Zehntausende Narren feiern Straßenkarneval
Bild: Vredenburg
Zehntausende Narren feierten Rosenmontag in der Region - wie hier beim Kinderumzug in Rietberg.
Bild: Vredenburg

Bedenken, dass Umzüge wegen Terrorgefahr abgesagt werden, müssen Karnevalisten in den Kreisen Warendorf und Gütersloh nicht haben. Das bestätigten beide Kreispolizeibehörden am Montagmorgen auf Anfrage der „Glocke“.

Mit der Sonne um die Wette strahlten gestern in Rietberg die Jecken. Insgesamt 80 Fuß- und Wagengruppen mehr als 2000 Zugteilnehmern schlängelten sich am Rosenmontag durch die Innenstadt. Mehr als 30 000 Zuschauer säumten nach Schätzungen der Stadtverwaltung die Straßenränder.

Der Umzug in Rheda-Wiedenbrück war mit mehr als 50 Fußgruppen und Themenwagen  bestückt. Im wahrsten Wortsinn unter Strom standen Verwaltung und Rat der Doppelstadt. Sie bewarben das neue Stadtwerk.

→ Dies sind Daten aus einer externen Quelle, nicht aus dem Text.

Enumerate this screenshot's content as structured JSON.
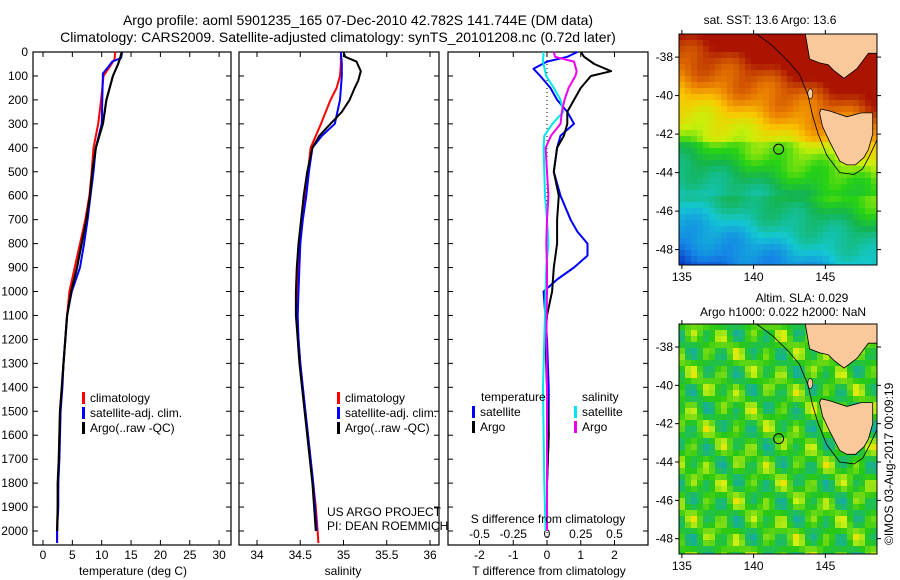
{
  "title": {
    "line1": "Argo profile: aoml 5901235_165 07-Dec-2010 42.782S 141.744E (DM data)",
    "line2": "Climatology: CARS2009. Satellite-adjusted climatology: synTS_20101208.nc (0.72d later)"
  },
  "colors": {
    "climatology": "#ff0000",
    "satellite": "#0000ff",
    "argo": "#000000",
    "sal_satellite": "#00e5ee",
    "sal_argo": "#ee00ee",
    "land": "#f9c89b"
  },
  "chart_data": [
    {
      "type": "line",
      "name": "temperature-profile",
      "xlabel": "temperature (deg C)",
      "ylabel": "",
      "xlim": [
        -1.7,
        32
      ],
      "ylim": [
        2070,
        0
      ],
      "xticks": [
        0,
        5,
        10,
        15,
        20,
        25,
        30
      ],
      "yticks": [
        0,
        100,
        200,
        300,
        400,
        500,
        600,
        700,
        800,
        900,
        1000,
        1100,
        1200,
        1300,
        1400,
        1500,
        1600,
        1700,
        1800,
        1900,
        2000
      ],
      "legend": [
        "climatology",
        "satellite-adj. clim.",
        "Argo(..raw -QC)"
      ],
      "legend_position": "lower-center",
      "series": [
        {
          "name": "climatology",
          "depth": [
            0,
            30,
            60,
            100,
            200,
            300,
            400,
            500,
            600,
            700,
            800,
            900,
            1000,
            1100,
            1200,
            1300,
            1400,
            1500,
            1600,
            1700,
            1800,
            1900,
            2000,
            2050
          ],
          "values": [
            12.3,
            12.2,
            11.4,
            10.3,
            9.9,
            9.4,
            8.6,
            8.3,
            7.9,
            7.2,
            6.3,
            5.4,
            4.5,
            4.1,
            3.8,
            3.5,
            3.2,
            2.9,
            2.8,
            2.7,
            2.6,
            2.5,
            2.4,
            2.4
          ]
        },
        {
          "name": "satellite-adj. clim.",
          "depth": [
            0,
            25,
            40,
            90,
            200,
            300,
            400,
            500,
            600,
            700,
            800,
            900,
            1000,
            1100,
            1200,
            1300,
            1400,
            1500,
            1600,
            1700,
            1800,
            1900,
            2000,
            2050
          ],
          "values": [
            13.5,
            13.3,
            11.8,
            10.2,
            10.1,
            10.0,
            9.0,
            8.6,
            8.1,
            7.6,
            7.0,
            6.3,
            4.9,
            4.1,
            3.8,
            3.5,
            3.3,
            3.0,
            2.9,
            2.8,
            2.6,
            2.6,
            2.4,
            2.4
          ]
        },
        {
          "name": "Argo(..raw -QC)",
          "depth": [
            0,
            20,
            50,
            100,
            200,
            300,
            400,
            500,
            600,
            700,
            800,
            900,
            1000,
            1100,
            1200,
            1300,
            1400,
            1500,
            1600,
            1700,
            1800,
            1900,
            2000
          ],
          "values": [
            13.4,
            13.2,
            12.8,
            11.9,
            10.8,
            10.2,
            9.0,
            8.4,
            8.0,
            7.4,
            6.6,
            5.8,
            4.8,
            4.1,
            3.8,
            3.5,
            3.2,
            2.9,
            2.8,
            2.7,
            2.5,
            2.5,
            2.4
          ]
        }
      ]
    },
    {
      "type": "line",
      "name": "salinity-profile",
      "xlabel": "salinity",
      "xlim": [
        33.8,
        36.1
      ],
      "ylim": [
        2070,
        0
      ],
      "xticks": [
        34,
        34.5,
        35,
        35.5,
        36
      ],
      "legend": [
        "climatology",
        "satellite-adj. clim.",
        "Argo(..raw -QC)"
      ],
      "legend_position": "lower-center",
      "annotation": [
        "US ARGO PROJECT",
        "PI: DEAN ROEMMICH"
      ],
      "series": [
        {
          "name": "climatology",
          "depth": [
            0,
            50,
            100,
            150,
            200,
            300,
            350,
            400,
            500,
            600,
            700,
            800,
            900,
            1000,
            1100,
            1200,
            1300,
            1400,
            1500,
            1600,
            1700,
            1800,
            1900,
            2000,
            2050
          ],
          "values": [
            34.97,
            34.97,
            34.96,
            34.92,
            34.85,
            34.74,
            34.68,
            34.62,
            34.59,
            34.55,
            34.52,
            34.49,
            34.47,
            34.46,
            34.46,
            34.48,
            34.5,
            34.53,
            34.56,
            34.59,
            34.62,
            34.65,
            34.68,
            34.7,
            34.71
          ]
        },
        {
          "name": "satellite-adj. clim.",
          "depth": [
            0,
            50,
            100,
            150,
            200,
            300,
            350,
            400,
            500,
            600,
            700,
            800,
            900,
            1000,
            1100,
            1200,
            1300,
            1400,
            1500,
            1600,
            1700,
            1800,
            1900,
            2000
          ],
          "values": [
            34.97,
            34.98,
            34.98,
            34.97,
            34.96,
            34.9,
            34.75,
            34.64,
            34.6,
            34.57,
            34.53,
            34.5,
            34.49,
            34.48,
            34.47,
            34.48,
            34.5,
            34.53,
            34.56,
            34.59,
            34.62,
            34.65,
            34.67,
            34.69
          ]
        },
        {
          "name": "Argo(..raw -QC)",
          "depth": [
            0,
            20,
            40,
            80,
            120,
            150,
            200,
            250,
            300,
            350,
            400,
            500,
            600,
            700,
            800,
            900,
            1000,
            1100,
            1200,
            1300,
            1400,
            1500,
            1600,
            1700,
            1800,
            1900,
            2000
          ],
          "values": [
            35.0,
            35.02,
            35.15,
            35.2,
            35.17,
            35.13,
            35.07,
            34.98,
            34.85,
            34.72,
            34.64,
            34.58,
            34.54,
            34.51,
            34.48,
            34.46,
            34.45,
            34.45,
            34.47,
            34.49,
            34.52,
            34.55,
            34.58,
            34.61,
            34.64,
            34.66,
            34.68
          ]
        }
      ]
    },
    {
      "type": "line",
      "name": "difference-profile",
      "xlabel": "T difference from climatology",
      "xlabel2": "S difference from climatology",
      "xlim": [
        -2.9,
        2.9
      ],
      "xlim_s": [
        -0.725,
        0.725
      ],
      "ylim": [
        2070,
        0
      ],
      "xticks": [
        -2,
        -1,
        0,
        1,
        2
      ],
      "xticks_s": [
        "-0.5",
        "-0.25",
        "0",
        "0.25",
        "0.5"
      ],
      "legend_headers": [
        "temperature",
        "salinity"
      ],
      "legend": [
        "satellite",
        "Argo",
        "satellite",
        "Argo"
      ],
      "legend_position": "lower-center",
      "series": [
        {
          "name": "temperature satellite",
          "depth": [
            0,
            20,
            40,
            70,
            100,
            150,
            200,
            250,
            300,
            350,
            400,
            500,
            600,
            700,
            750,
            800,
            850,
            900,
            950,
            1000,
            1100,
            1200,
            1400,
            1600,
            1800,
            2000
          ],
          "values": [
            0.9,
            0.6,
            0.0,
            -0.4,
            -0.2,
            0.1,
            0.3,
            0.6,
            0.8,
            0.4,
            0.3,
            0.2,
            0.4,
            0.7,
            0.9,
            1.2,
            1.2,
            0.8,
            0.3,
            -0.1,
            -0.05,
            0.0,
            0.05,
            0.05,
            0.0,
            0.0
          ]
        },
        {
          "name": "temperature Argo",
          "depth": [
            0,
            20,
            50,
            80,
            100,
            150,
            200,
            250,
            300,
            350,
            400,
            500,
            600,
            700,
            800,
            900,
            1000,
            1100,
            1200,
            1400,
            1600,
            1800,
            2000
          ],
          "values": [
            1.0,
            1.1,
            1.4,
            1.9,
            1.3,
            1.0,
            0.8,
            0.6,
            0.6,
            0.5,
            0.3,
            0.2,
            0.35,
            0.3,
            0.3,
            0.2,
            0.15,
            0.0,
            -0.05,
            0.0,
            0.05,
            0.0,
            0.0
          ]
        },
        {
          "name": "salinity satellite",
          "depth": [
            0,
            40,
            100,
            150,
            200,
            250,
            300,
            350,
            400,
            500,
            600,
            700,
            800,
            900,
            1000,
            1200,
            1400,
            1600,
            1800,
            2000
          ],
          "values": [
            -0.025,
            -0.03,
            -0.005,
            0.05,
            0.1,
            0.12,
            0.04,
            -0.02,
            -0.025,
            -0.02,
            -0.015,
            0.0,
            0.01,
            -0.005,
            -0.01,
            -0.02,
            -0.03,
            -0.025,
            -0.02,
            -0.01
          ]
        },
        {
          "name": "salinity Argo",
          "depth": [
            0,
            20,
            40,
            80,
            100,
            150,
            200,
            250,
            300,
            350,
            400,
            500,
            600,
            700,
            800,
            900,
            1000,
            1200,
            1400,
            1600,
            1800,
            2000
          ],
          "values": [
            0.05,
            0.06,
            0.2,
            0.22,
            0.21,
            0.16,
            0.13,
            0.11,
            0.1,
            0.03,
            -0.01,
            0.0,
            0.01,
            0.0,
            -0.005,
            0.0,
            0.0,
            -0.005,
            0.0,
            0.0,
            0.0,
            0.0
          ]
        }
      ]
    },
    {
      "type": "heatmap",
      "name": "sst-map",
      "title": "sat. SST: 13.6  Argo: 13.6",
      "xticks": [
        135,
        140,
        145
      ],
      "yticks": [
        -38,
        -40,
        -42,
        -44,
        -46,
        -48
      ],
      "xlim": [
        134.8,
        148.6
      ],
      "ylim": [
        -48.8,
        -36.8
      ],
      "marker": {
        "lon": 141.744,
        "lat": -42.782
      }
    },
    {
      "type": "heatmap",
      "name": "sla-map",
      "title": "Altim. SLA: 0.029",
      "subtitle": "Argo h1000: 0.022 h2000: NaN",
      "xticks": [
        135,
        140,
        145
      ],
      "yticks": [
        -38,
        -40,
        -42,
        -44,
        -46,
        -48
      ],
      "xlim": [
        134.8,
        148.6
      ],
      "ylim": [
        -48.8,
        -36.8
      ],
      "marker": {
        "lon": 141.744,
        "lat": -42.782
      }
    }
  ],
  "credit": "©IMOS 03-Aug-2017 00:09:19"
}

In Langenberg gehen traditionell die Kinder zu Karneval auf die Straße. Der kleinste Umzug, der alljährlich von der Brinkmannschule organisiert wird, wartet mit einer Besonderheit auf: Die Kamelle fliegen zur Freude der Grundschüler in die „falsche“ Richtung. Denn das gut gelaunte Publikum am Straßenrand wirft die heiß begehrten Leckereien zu den bunt kostümierten Mädchen und Jungen im Zug. Musikalisch begleitet vom Spielmannszug der St.-Lambertus-Schützenbruderschaft und der gemeinsamen Band von Blaskapelle und Jugendblaskapelle zog der jecke Tross ab 10 Uhr durch den Ortskern.

Spielmannszüge in bunter Kostümierung haben das Bild des Warendorfer Rosenmontagszugs mit geprägt. Er stand diesmal unter dem Motto „Karneval in Warendorf - Wir nehmen alle mir“. Die Organisatoren haben damit zum Ausdruck bringen wollen, dass niemand vom närrischen Geschehen ausgegrenzt werden soll.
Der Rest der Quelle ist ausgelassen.